The Yale School of Medicine is implementing major changes to its curriculum, which will significantly alter the educational experience of first- and second-year students.

This year, the school introduced wide-ranging curricular changes in the ways medicine is taught on both the scientific and hands-on levels. A team of medical school administrators, including Medical School Dean David Kessler, debriefed the Yale Corporation on this new approach to teaching at its February meeting.

The goals of these changes are to improve students’ ability to interpret scientific data and interact with and treat patients.

Dr. Herbert Chase, assistant dean for education at the medical school, said the school established a new “dual model” for some first- and second-year students, combining leaner core curriculums with opportunities to analyze the cutting edge of their given fields.

This year, four medical school departments — Pharmacology, Cellular and Molecular Physiology, Molecular Biophysics and Biochemistry, and Cell Biology — are testing Chase’s new dual model, but Medical School officials said all basic science departments will sign on within the next year.

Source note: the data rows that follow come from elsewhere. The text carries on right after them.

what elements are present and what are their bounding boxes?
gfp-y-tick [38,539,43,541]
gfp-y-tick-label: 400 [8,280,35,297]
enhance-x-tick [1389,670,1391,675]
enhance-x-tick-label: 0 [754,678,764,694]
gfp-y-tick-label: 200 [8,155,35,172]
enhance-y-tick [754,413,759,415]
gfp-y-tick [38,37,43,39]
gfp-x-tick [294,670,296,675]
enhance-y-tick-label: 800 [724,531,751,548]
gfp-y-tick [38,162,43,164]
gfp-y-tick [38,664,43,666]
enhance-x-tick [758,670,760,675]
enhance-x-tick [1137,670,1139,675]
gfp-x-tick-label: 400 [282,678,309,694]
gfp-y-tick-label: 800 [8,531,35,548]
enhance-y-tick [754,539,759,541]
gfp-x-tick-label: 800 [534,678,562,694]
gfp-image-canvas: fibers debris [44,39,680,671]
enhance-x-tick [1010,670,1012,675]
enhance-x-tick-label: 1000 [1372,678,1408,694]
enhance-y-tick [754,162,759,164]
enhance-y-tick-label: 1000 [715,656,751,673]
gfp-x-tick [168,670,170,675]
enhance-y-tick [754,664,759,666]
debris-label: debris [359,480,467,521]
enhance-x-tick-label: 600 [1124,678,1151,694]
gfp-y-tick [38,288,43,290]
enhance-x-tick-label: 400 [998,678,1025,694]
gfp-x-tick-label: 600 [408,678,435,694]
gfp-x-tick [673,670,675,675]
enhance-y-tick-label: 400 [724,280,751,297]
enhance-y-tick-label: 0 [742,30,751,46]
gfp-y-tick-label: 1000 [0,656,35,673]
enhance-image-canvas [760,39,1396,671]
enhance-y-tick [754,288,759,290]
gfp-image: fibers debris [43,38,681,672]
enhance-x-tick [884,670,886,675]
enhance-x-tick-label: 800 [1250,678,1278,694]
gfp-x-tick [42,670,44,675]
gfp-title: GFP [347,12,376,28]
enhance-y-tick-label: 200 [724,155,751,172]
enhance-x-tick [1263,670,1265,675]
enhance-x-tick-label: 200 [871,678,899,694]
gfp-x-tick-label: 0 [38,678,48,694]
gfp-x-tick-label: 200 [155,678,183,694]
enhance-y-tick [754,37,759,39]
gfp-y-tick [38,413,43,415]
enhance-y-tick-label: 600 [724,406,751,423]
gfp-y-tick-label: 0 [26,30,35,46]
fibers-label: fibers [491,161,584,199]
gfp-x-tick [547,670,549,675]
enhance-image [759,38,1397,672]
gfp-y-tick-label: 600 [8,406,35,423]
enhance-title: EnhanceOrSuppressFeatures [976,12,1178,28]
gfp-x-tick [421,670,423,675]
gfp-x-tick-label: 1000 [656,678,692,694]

“By next year, all the departments in the basic sciences will be operating in that dual format,” Chase said.

The medical school has scaled down core classes in the four pilot departments to exclude medical facts and terminology that are considered less pertinent to students.

With the time saved from decreased class hours, students engage in a variety of activities, like attending seminars or joining journal clubs. In these seminars, some of the school’s most famous professors teach the students how to interpret data and diagnose patients.

Chase said the medical school made these changes in part to cut down on the vast amount of terminology that can easily overwhelm first- and second-year students.

“Medicine has the daunting task of introducing 15-20,000 new words” to a student’s vocabulary, said Chase, who was instrumental in implementing these changes.

Dr. Ralph Horwitz, a professor of internal medicine, said he is satisfied with the progress of the revamped curriculum. Horwitz teaches “Clinical Reasoning,” a seminar with the goal of helping students manage patient case studies.

“The attendance has been good, and the discussion has been vigorous,” Horwitz said.

Horwitz said his students are excited to learn practical skills early in their medical school careers.

In the class, students examine real-life case studies and then make decisions regarding treatment options. In one vignette, students decide whether to test a middle-aged man for prostate cancer. Students must determine if the use of screening agents like the prostate specific antigen, which can detect the disease in individuals whose cases may not be curable, should be mandated.

Horwitz said students have reacted positively to the new dual system.

“They love the fact that there are more intimate, small-group sessions,” he said.